Final Examination of

David P. Delio

for the degree of

Doctor of Philosophy

Tuesday, December 11, 2012

2:30 p.m., Caldwell Room 125

John Henry Newman’s Areopagus: The Tamworth Reading Room
as an Apology for the “Christian Difference”

 Director: John T. Ford, C.S.C, Ph.D.

 

Abstract

John Henry Newman’s Tamworth Reading Room presents a unique a distillation of his Anglican thought on education, faith and reason, and the Church.  This work of theology and literature challenged his contemporaries and continues to challenge its readers today.

Newman crafted seven letters to the editor of The Times of London in February 1841 in response to an address given by a leading British politician, Sir Robert Peel.  The letters, witty and woven with theological and philosophical arguments, contrasted with Peel’s view of secular knowledge and institutions as means to human fulfillment.  Although the letters were pithy and written for a general audience, they were provocative and insightful.  Together they anticipated Newman’s later works as a Roman Catholic including the Idea of the University and An Essay in Aid of a Grammar of Assent.

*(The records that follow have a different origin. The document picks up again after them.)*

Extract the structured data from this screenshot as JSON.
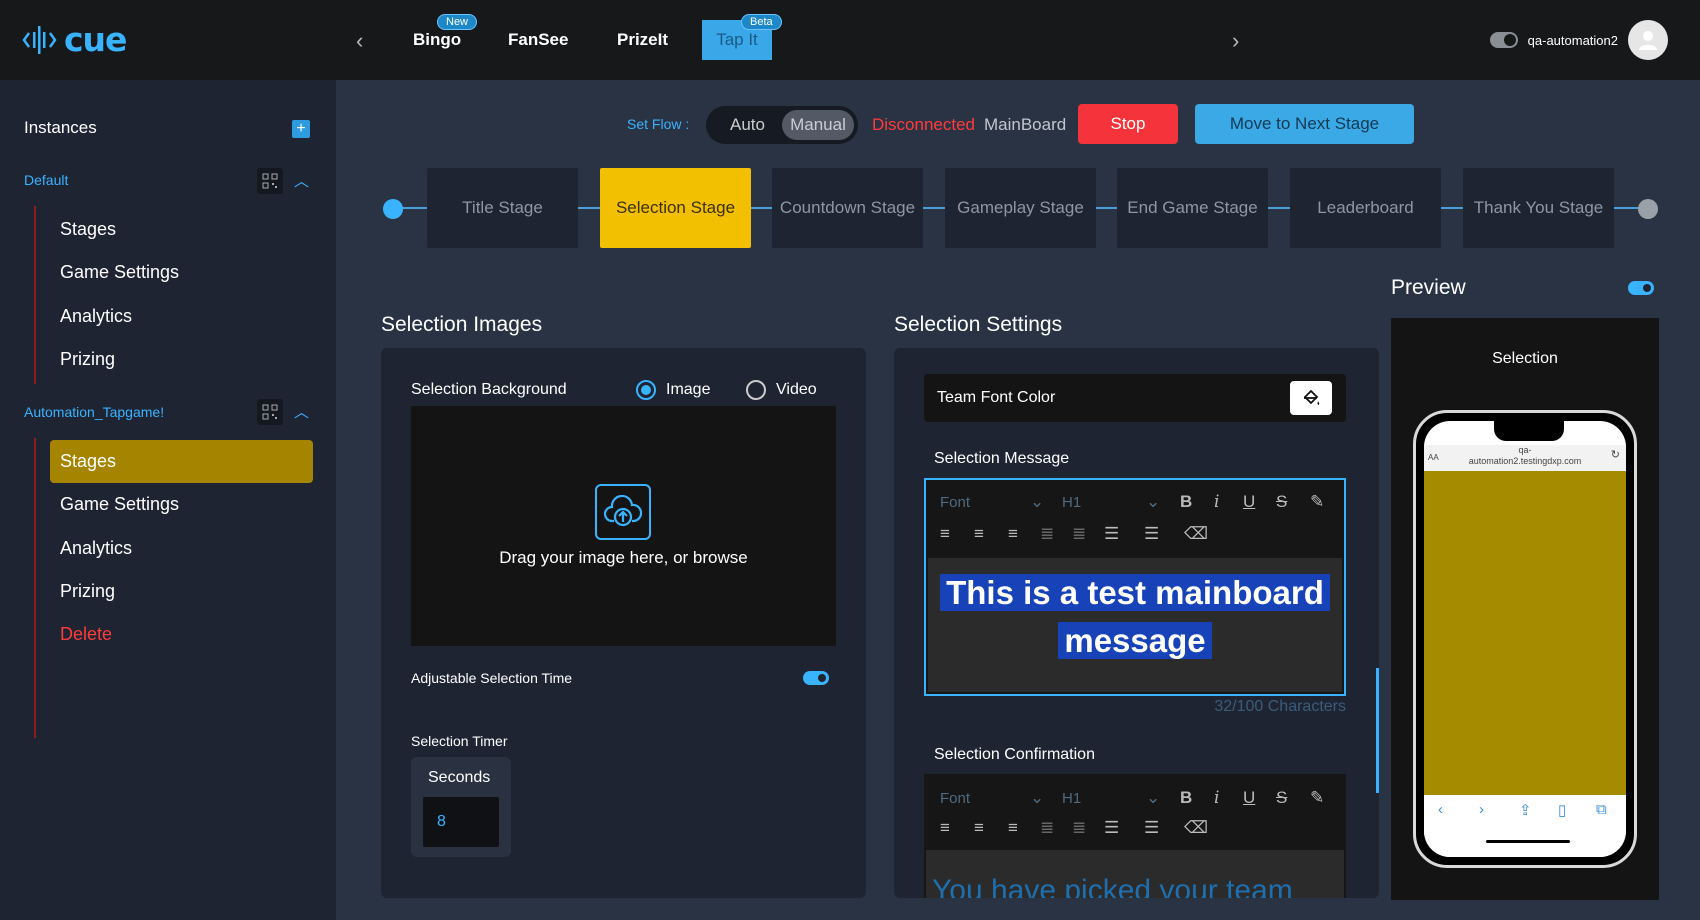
{
  "brand": {
    "name": "cue"
  },
  "topnav": {
    "tabs": [
      {
        "label": "Bingo",
        "badge": "New"
      },
      {
        "label": "FanSee"
      },
      {
        "label": "PrizeIt"
      },
      {
        "label": "Tap It",
        "badge": "Beta"
      }
    ],
    "username": "qa-automation2"
  },
  "sidebar": {
    "title": "Instances",
    "groups": [
      {
        "name": "Default",
        "items": [
          "Stages",
          "Game Settings",
          "Analytics",
          "Prizing"
        ]
      },
      {
        "name": "Automation_Tapgame!",
        "items": [
          "Stages",
          "Game Settings",
          "Analytics",
          "Prizing",
          "Delete"
        ]
      }
    ]
  },
  "flow": {
    "label": "Set Flow :",
    "options": [
      "Auto",
      "Manual"
    ],
    "selected": "Manual",
    "status": "Disconnected",
    "board": "MainBoard",
    "stop_label": "Stop",
    "next_label": "Move to Next Stage"
  },
  "stages": [
    "Title Stage",
    "Selection Stage",
    "Countdown Stage",
    "Gameplay Stage",
    "End Game Stage",
    "Leaderboard",
    "Thank You Stage"
  ],
  "active_stage": "Selection Stage",
  "selection_images": {
    "title": "Selection Images",
    "background_label": "Selection Background",
    "media_options": [
      "Image",
      "Video"
    ],
    "media_selected": "Image",
    "drop_text": "Drag your image here, or browse",
    "adjustable_label": "Adjustable Selection Time",
    "adjustable_on": true,
    "timer_label": "Selection Timer",
    "seconds_label": "Seconds",
    "seconds_value": "8"
  },
  "selection_settings": {
    "title": "Selection Settings",
    "team_font_color_label": "Team Font Color",
    "message_label": "Selection Message",
    "editor_font": "Font",
    "editor_heading": "H1",
    "message_line1": "This is a test mainboard",
    "message_line2": "message",
    "char_count": "32/100 Characters",
    "confirmation_label": "Selection Confirmation",
    "confirmation_text": "You have picked your team"
  },
  "preview": {
    "title": "Preview",
    "enabled": true,
    "screen_label": "Selection",
    "url_line1": "qa-",
    "url_line2": "automation2.testingdxp.com",
    "url_prefix": "AA",
    "screen_color": "#a58b00"
  },
  "colors": {
    "accent": "#3ab3ff",
    "active_stage": "#f2c000",
    "stop": "#f5333a",
    "sidebar_active": "#a58500"
  }
}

Themes, ideas, and the context of the letters have been treated by a variety of scholars with varying degrees of accuracy and ability.  This study seeks to clarify the history and interpretations of the Tamworth Reading Room.  More importantly, the dissertation tries to connect the letters to Newman’s deeper theological concerns.  In order to achieve these goals, social and political aspects of 19th century England as well as biographical portraits of Peel and Newman are narrated.  Peel’s address is then detailed followed by summary interpretations of Newman’s letters.  The legacy of the letters is traced to the end of Newman’s career.

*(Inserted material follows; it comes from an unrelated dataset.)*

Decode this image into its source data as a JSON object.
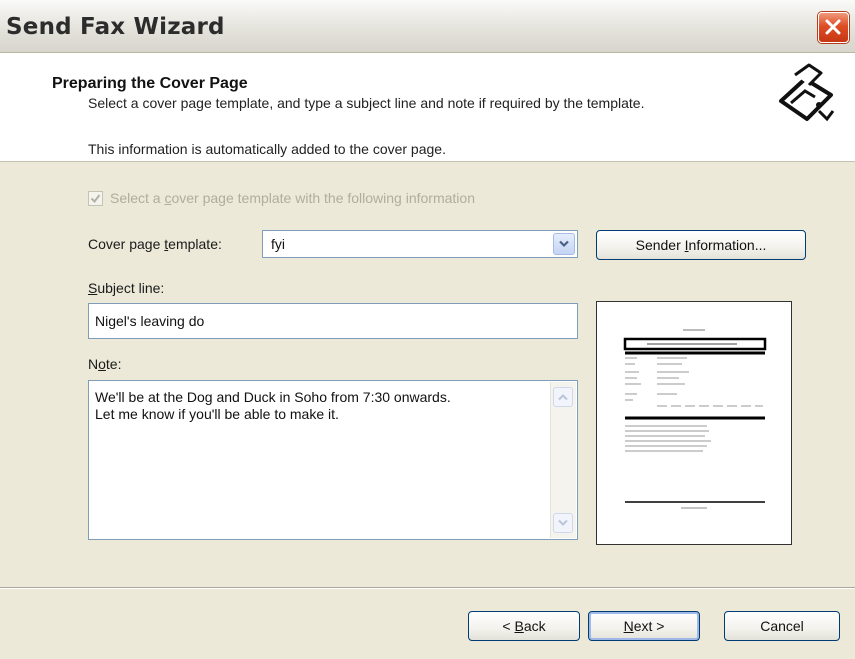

This study does not follow along the lines of some previous scholarly interpretations of the Tamworth Reading Room, e.g., literature, education, or religious epistemology.  Rather, the dissertation complements these prior efforts, but concludes that the Church figures as the original idea undergirding the letters.  For Newman, the Church and the faith it proclaimed created a “Christian Difference” to Peel’s vision.  The faith of the Church was flexible and inclusive enough to elevate the truths found in modern institutions and innovations in knowledge, yet remained distinct in its origin and telos as the means for human salvation.